Let x be the distance from the vertex of the cone along its height. Then, we have to find the radius r(x) and height h(x) as functions of x. Consider a cross-sectional triangle formed by a vertical line segment passing through the cone perpendicular to the base and with vertex at the apex of the cone, height line, and a radius line segment. By similarity, the triangles formed by x and full height are similar. So, r(x)/3 = x/8 => r(x) = 3x/8 h(x) = x (Since the height increases linearly with position x)

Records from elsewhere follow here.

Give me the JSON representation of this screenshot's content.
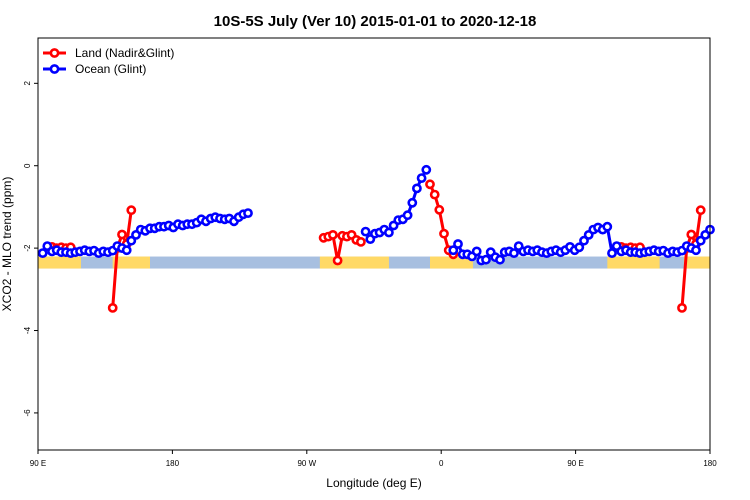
{
  "chart_data": {
    "type": "line",
    "title": "10S-5S July (Ver 10)   2015-01-01 to 2020-12-18",
    "xlabel": "Longitude (deg E)",
    "ylabel": "XCO2 - MLO trend (ppm)",
    "xlim": [
      90,
      450
    ],
    "ylim": [
      -6.9,
      3.1
    ],
    "x_ticks": [
      90,
      162,
      234,
      306,
      378,
      450
    ],
    "x_tick_labels": [
      "90 E",
      "180",
      "90 W",
      "0",
      "90 E",
      "180"
    ],
    "y_ticks": [
      -6,
      -4,
      -2,
      0,
      2
    ],
    "y_tick_labels": [
      "-6",
      "-4",
      "-2",
      "0",
      "2"
    ],
    "legend": {
      "position": "top-left",
      "entries": [
        "Land (Nadir&Glint)",
        "Ocean (Glint)"
      ]
    },
    "colors": {
      "land": "#ff0000",
      "ocean": "#0000ff",
      "land_strip": "#ffd966",
      "ocean_strip": "#a7bfe0",
      "outline": "#e8b458"
    },
    "land_strip_y": -2.35,
    "land_strip_segments": [
      [
        90,
        113
      ],
      [
        130,
        150
      ],
      [
        241,
        278
      ],
      [
        300,
        323
      ],
      [
        395,
        423
      ],
      [
        436,
        450
      ]
    ],
    "series": [
      {
        "name": "Land (Nadir&Glint)",
        "color": "#ff0000",
        "segments": [
          [
            [
              97.5,
              -1.97
            ],
            [
              100,
              -2.0
            ],
            [
              102.5,
              -1.98
            ],
            [
              105,
              -2.0
            ],
            [
              107.5,
              -1.98
            ]
          ],
          [
            [
              130,
              -3.45
            ],
            [
              132.5,
              -2.0
            ],
            [
              135,
              -1.67
            ],
            [
              137.5,
              -1.9
            ],
            [
              140,
              -1.08
            ]
          ],
          [
            [
              243,
              -1.75
            ],
            [
              245.5,
              -1.72
            ],
            [
              248,
              -1.68
            ],
            [
              250.5,
              -2.3
            ],
            [
              253,
              -1.7
            ],
            [
              255.5,
              -1.72
            ],
            [
              258,
              -1.68
            ],
            [
              260.5,
              -1.8
            ],
            [
              263,
              -1.85
            ]
          ],
          [
            [
              300,
              -0.45
            ],
            [
              302.5,
              -0.7
            ],
            [
              305,
              -1.07
            ],
            [
              307.5,
              -1.65
            ],
            [
              310,
              -2.05
            ],
            [
              312.5,
              -2.15
            ]
          ],
          [
            [
              402.5,
              -1.97
            ],
            [
              405,
              -2.0
            ],
            [
              407.5,
              -1.98
            ],
            [
              410,
              -2.0
            ],
            [
              412.5,
              -1.98
            ]
          ],
          [
            [
              435,
              -3.45
            ],
            [
              437.5,
              -2.0
            ],
            [
              440,
              -1.67
            ],
            [
              442.5,
              -1.9
            ],
            [
              445,
              -1.08
            ]
          ]
        ]
      },
      {
        "name": "Ocean (Glint)",
        "color": "#0000ff",
        "segments": [
          [
            [
              92.5,
              -2.12
            ],
            [
              95,
              -1.95
            ],
            [
              97.5,
              -2.08
            ],
            [
              100,
              -2.05
            ],
            [
              102.5,
              -2.1
            ],
            [
              105,
              -2.1
            ],
            [
              107.5,
              -2.12
            ],
            [
              110,
              -2.1
            ],
            [
              112.5,
              -2.08
            ],
            [
              115,
              -2.05
            ],
            [
              117.5,
              -2.08
            ],
            [
              120,
              -2.06
            ],
            [
              122.5,
              -2.12
            ],
            [
              125,
              -2.08
            ],
            [
              127.5,
              -2.1
            ],
            [
              130,
              -2.06
            ],
            [
              132.5,
              -1.95
            ],
            [
              135,
              -2.0
            ],
            [
              137.5,
              -2.05
            ],
            [
              140,
              -1.82
            ],
            [
              142.5,
              -1.68
            ],
            [
              145,
              -1.55
            ],
            [
              147.5,
              -1.58
            ],
            [
              150,
              -1.52
            ],
            [
              152.5,
              -1.52
            ],
            [
              155,
              -1.48
            ],
            [
              157.5,
              -1.48
            ],
            [
              160,
              -1.45
            ],
            [
              162.5,
              -1.5
            ],
            [
              165,
              -1.42
            ],
            [
              167.5,
              -1.45
            ],
            [
              170,
              -1.42
            ],
            [
              172.5,
              -1.42
            ],
            [
              175,
              -1.38
            ],
            [
              177.5,
              -1.3
            ],
            [
              180,
              -1.35
            ],
            [
              182.5,
              -1.28
            ],
            [
              185,
              -1.25
            ],
            [
              187.5,
              -1.28
            ],
            [
              190,
              -1.3
            ],
            [
              192.5,
              -1.28
            ],
            [
              195,
              -1.35
            ],
            [
              197.5,
              -1.25
            ],
            [
              200,
              -1.18
            ],
            [
              202.5,
              -1.15
            ]
          ],
          [
            [
              265.5,
              -1.6
            ],
            [
              268,
              -1.78
            ],
            [
              270.5,
              -1.65
            ],
            [
              273,
              -1.62
            ],
            [
              275.5,
              -1.55
            ],
            [
              278,
              -1.62
            ],
            [
              280.5,
              -1.45
            ],
            [
              283,
              -1.32
            ],
            [
              285.5,
              -1.3
            ],
            [
              288,
              -1.2
            ],
            [
              290.5,
              -0.9
            ],
            [
              293,
              -0.55
            ],
            [
              295.5,
              -0.3
            ],
            [
              298,
              -0.1
            ]
          ],
          [
            [
              312.5,
              -2.05
            ],
            [
              315,
              -1.9
            ],
            [
              317.5,
              -2.15
            ],
            [
              320,
              -2.15
            ],
            [
              322.5,
              -2.2
            ],
            [
              325,
              -2.08
            ],
            [
              327.5,
              -2.3
            ],
            [
              330,
              -2.28
            ],
            [
              332.5,
              -2.1
            ],
            [
              335,
              -2.22
            ],
            [
              337.5,
              -2.28
            ],
            [
              340,
              -2.1
            ],
            [
              342.5,
              -2.08
            ],
            [
              345,
              -2.12
            ],
            [
              347.5,
              -1.95
            ],
            [
              350,
              -2.08
            ],
            [
              352.5,
              -2.05
            ],
            [
              355,
              -2.08
            ],
            [
              357.5,
              -2.05
            ],
            [
              360,
              -2.1
            ],
            [
              362.5,
              -2.12
            ],
            [
              365,
              -2.08
            ],
            [
              367.5,
              -2.05
            ],
            [
              370,
              -2.1
            ],
            [
              372.5,
              -2.05
            ],
            [
              375,
              -1.97
            ],
            [
              377.5,
              -2.05
            ],
            [
              380,
              -1.98
            ],
            [
              382.5,
              -1.82
            ],
            [
              385,
              -1.68
            ],
            [
              387.5,
              -1.55
            ],
            [
              390,
              -1.5
            ],
            [
              392.5,
              -1.55
            ],
            [
              395,
              -1.48
            ],
            [
              397.5,
              -2.12
            ],
            [
              400,
              -1.95
            ],
            [
              402.5,
              -2.08
            ],
            [
              405,
              -2.05
            ],
            [
              407.5,
              -2.1
            ],
            [
              410,
              -2.1
            ],
            [
              412.5,
              -2.12
            ],
            [
              415,
              -2.1
            ],
            [
              417.5,
              -2.08
            ],
            [
              420,
              -2.05
            ],
            [
              422.5,
              -2.08
            ],
            [
              425,
              -2.06
            ],
            [
              427.5,
              -2.12
            ],
            [
              430,
              -2.08
            ],
            [
              432.5,
              -2.1
            ],
            [
              435,
              -2.06
            ],
            [
              437.5,
              -1.95
            ],
            [
              440,
              -2.0
            ],
            [
              442.5,
              -2.05
            ],
            [
              445,
              -1.82
            ],
            [
              447.5,
              -1.68
            ],
            [
              450,
              -1.55
            ]
          ]
        ]
      }
    ]
  }
}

Now, we'll set up the integral representing the volume of the cone using shell method. The formula for the volume of a solid created by revolving function about the x-axis, using shell method is: $$ V = 2\pi \int_{a}^{b} r(x)h(x)dx $$ In our case, we'll integrate from the vertex (x=0) to the base (x=8, since the cone's height is 8). So, a = 0 and b = 8. $$ V = 2\pi \int_{0}^{8} (\frac{3x}{8})(x)dx $$

Now, we'll solve the integral to find the volume of the cone. $$ V = 2\pi \int_{0}^{8} (\frac{3x^2}{8})dx $$ $$ V = 2\pi [\frac{3x^3}{24} \Big|_0^8] $$ $$ V = 2\pi [\frac{3(8)^3}{24} - 0] $$ $$ V = 2\pi [\frac{1536}{24}] $$ $$ V = 2\pi [64] $$ $$ V = 128\pi $$ The volume of the right circular cone with radius 3 and height 8 is 128π cubic units.